British filmmaker Christopher Nolan – now one of the highest-grossing film directors in history, with the Dark Knight Trilogy under his belt – has created a complex and multilayered film that cleverly interweaves three separate narrative strands: 1) on land over a week a young soldier (Fionn Whitehead) after he arrives alone at Dunkirk beach and falls in with others (including the music superstar and heartthrob Harry Styles); 2) on sea over a day a small, requisitioned, civilian boat (crew: three) go to bring home trapped combatants; and 3) in the air over an hour three Spitfires fly a sortie. Nolan is fascinated by time and runs these in parallel so that an incident partly revealed in one strand is later retold in another revealing more. There’s a constant sense of the clock ticking differently in the three time frames: mind-bending and exhilarating stuff.
The impressive analogue 70mm IMAX version puts you in there as if you’re escaping death on the way to the beach or in a Spitfire cockpit shooting at/being shot at by the enemy. It has everything you expect from a big screen war movie that small scale drama Churchill lacks. It’s a remarkable insight into the dirty side of being part of a war. The issue is survival: if not everyone can be rescued, who will be? The top brass organising the operation led by Kenneth Branagh must confront this issue to transport the maximum number of men home.
For those who are not familiar the events, the film depicts the Dunkirk evacuation of Allied soldiers from the eponymous beaches and harbour of France, between May 26th and June 4th 1940. It is believed that the extremely risky and unexpectedly successful operation saved the 330,000 British, French, Belgian, and Canadian troops from almost certain death under the surrounding German Army. Hence the “Miracle at Dunkirk” accolade.
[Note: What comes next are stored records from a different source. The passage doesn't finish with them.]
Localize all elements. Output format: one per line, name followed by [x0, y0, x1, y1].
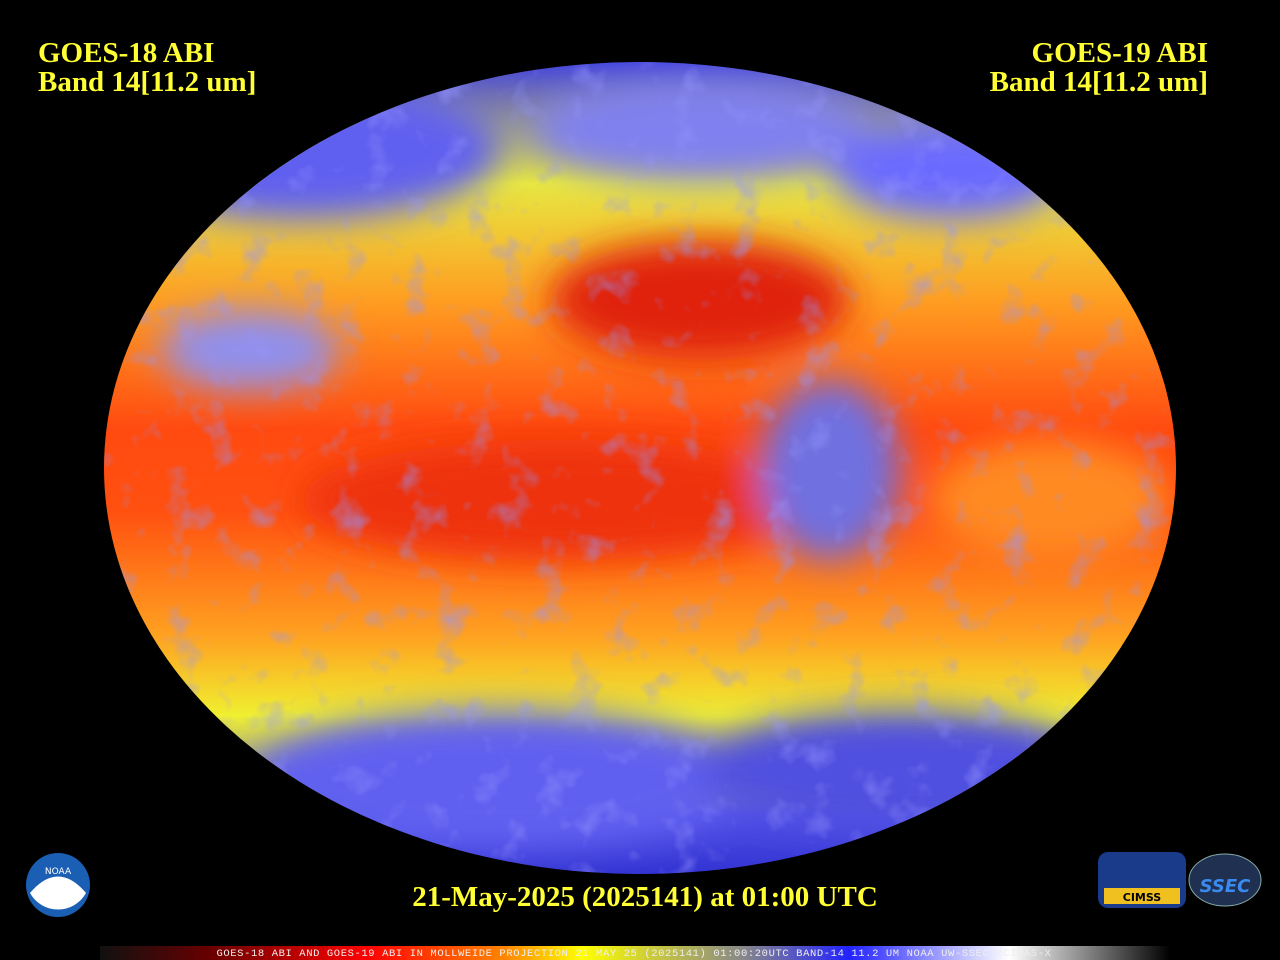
cimss-logo: CIMSS [1098, 852, 1186, 908]
noaa-text: NOAA [45, 867, 72, 877]
color-bar [100, 946, 1170, 960]
ssec-text: SSEC [1200, 876, 1252, 897]
left-title: GOES-18 ABI [38, 37, 214, 69]
caption: GOES-18 ABI AND GOES-19 ABI IN MOLLWEIDE… [216, 948, 1051, 960]
right-title: GOES-19 ABI [1032, 37, 1208, 69]
right-band: Band 14[11.2 um] [990, 66, 1208, 98]
noaa-logo: NOAA [26, 853, 90, 917]
date-label: 21-May-2025 (2025141) at 01:00 UTC [412, 881, 878, 913]
ssec-logo: SSEC [1188, 853, 1262, 907]
left-band: Band 14[11.2 um] [38, 66, 256, 98]
cimss-text: CIMSS [1123, 891, 1162, 904]
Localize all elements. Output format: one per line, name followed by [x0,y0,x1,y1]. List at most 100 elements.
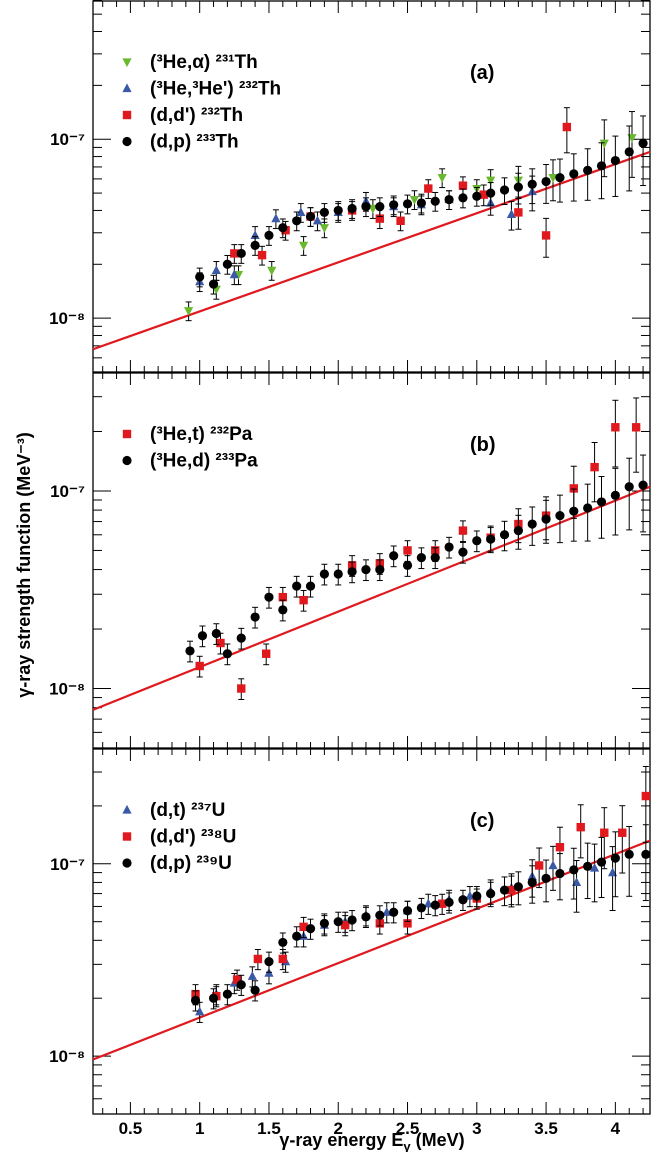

As in the best horror films, anyone can die at any time. Not that this is a horror film. English soldiers are gunned down by French friendly fire. Spitfire pilot Tom Hardy’s broken fuel gauge makes him reliant on the pilot in the next plane relaying how much fuel that plane has left. Civilian boat captain Mark Rylance sails into a war zone with no weaponry or means of defence so he can rescue combatants. Shell shocked soldier Cillian Murphy completely loses it and injures someone trying to help him.
Men trapped in a beached boat are fired on from outside the hull by unseen assailants. People are trapped in spaces large or small which water threatens to fill cutting off their air supply. Swimmers covered wholly or partially in oil from crashed aircraft are forced to choose between staying underwater and not breathing and coming up to breathe when an inferno rages above the surface. Life and death situations.
Nolan manages some worrying tilts at British society circa 1940 which resonate today. A young soldier reaches the beach and joins a queue to be told to go elsewhere as this line is reserved exclusively for the Grenadiers. Another soldier who doesn’t speak much is accused by others of being a German spy. And an airman who nearly drowned in action is asked by an embittered evacuee, “where were you when we needed you?” British conformism, value judgments and prejudice are alive and well in the fight for survival. But so too are heroism and being prepared to give one’s life in the fight for a better world. Britain, now as then, is both good and bad.
Dunkirk, however, is consistently good. In fact, it’s likely the most impressive film you’ll see this year. It’s out in the UK on Friday, July 21st. See the analogue 70mm IMAX version at BFI Waterloo London, The Science Museum London or Vue Printworks Manchester if you can.